Les taux d’intérêt les plus élevés de l’histoire des banques centrales européennes n’ont pas aidé. L’inflation a commencé à ralentir, mais les coûts d’emprunt élevés continuent de freiner l’activité des entreprises et de freiner le marché immobilier dans certaines régions d’Europe, notamment en France, où les prix de l’immobilier ont chuté l’année dernière alors que le recul des prêts bancaires a ralenti l’achat de logements.
Les ventes de maisons existantes en France ont chuté de 20 pour cent au cours des 12 mois précédant octobre, par rapport à un an plus tôt, tandis que les ventes de maisons neuves ont plongé de près de 40 pour cent, selon les données du gouvernement.
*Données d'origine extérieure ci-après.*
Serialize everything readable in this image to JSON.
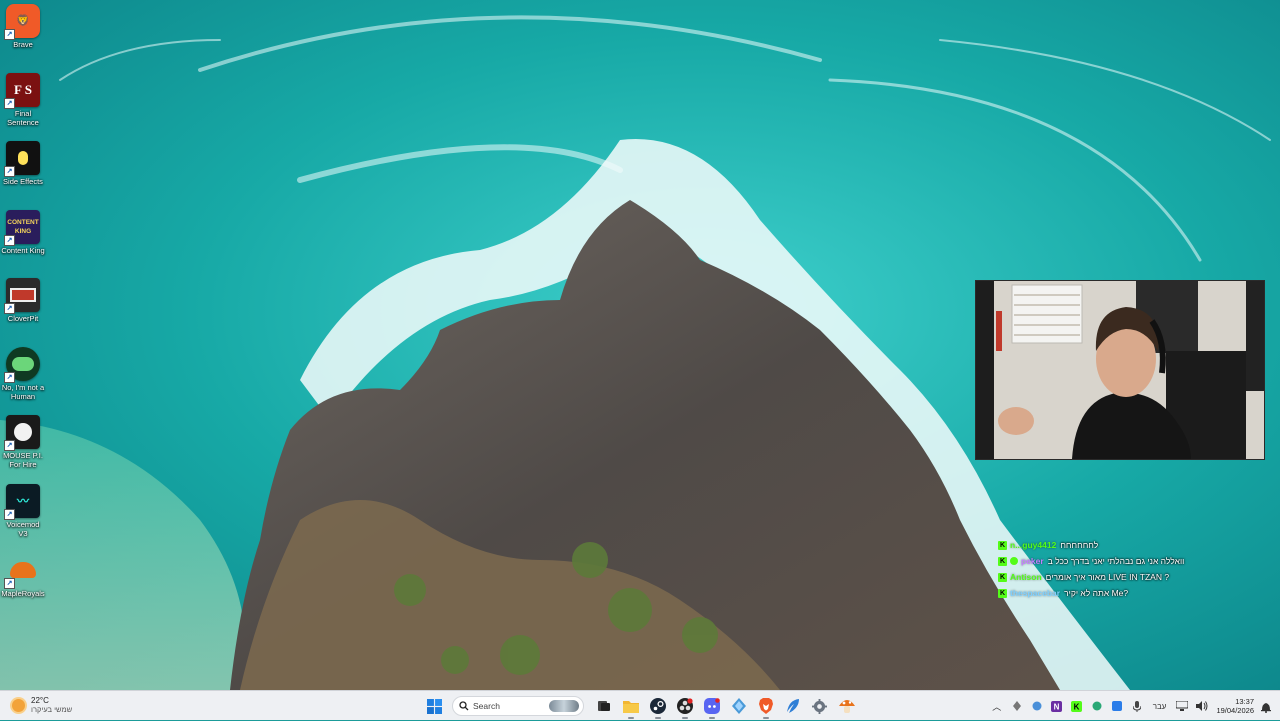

Le ralentissement économique est le prix que nous devons payer pour notre victoire sur l’inflation, a déclaré M. Le Maire.
Les coupes budgétaires en France, adoptées par décret gouvernemental jeudi, réduiront les dépenses des principales agences gouvernementales, notamment l’éducation, la justice et la défense. Une part importante, environ 2 milliards, proviendra d’un programme visant à aider les ménages et les entreprises à respecter les normes environnementales strictes de l’UE.
Ces coupes ont été jugées nécessaires après que le gouvernement ait engagé cette année une série de dépenses inattendues pour faire face à plusieurs crises, dont 400 millions pour aider les agriculteurs en colère qui avaient menacé de bloquer Paris à cause de la hausse des coûts, des importations bon marché et des formalités administratives de l’UE, ainsi que pour payer plus d’argent aux policiers avant les Jeux Olympiques de cet été dans la capitale française. Le gouvernement a également promis une aide supplémentaire de 3 milliards à l’Ukraine.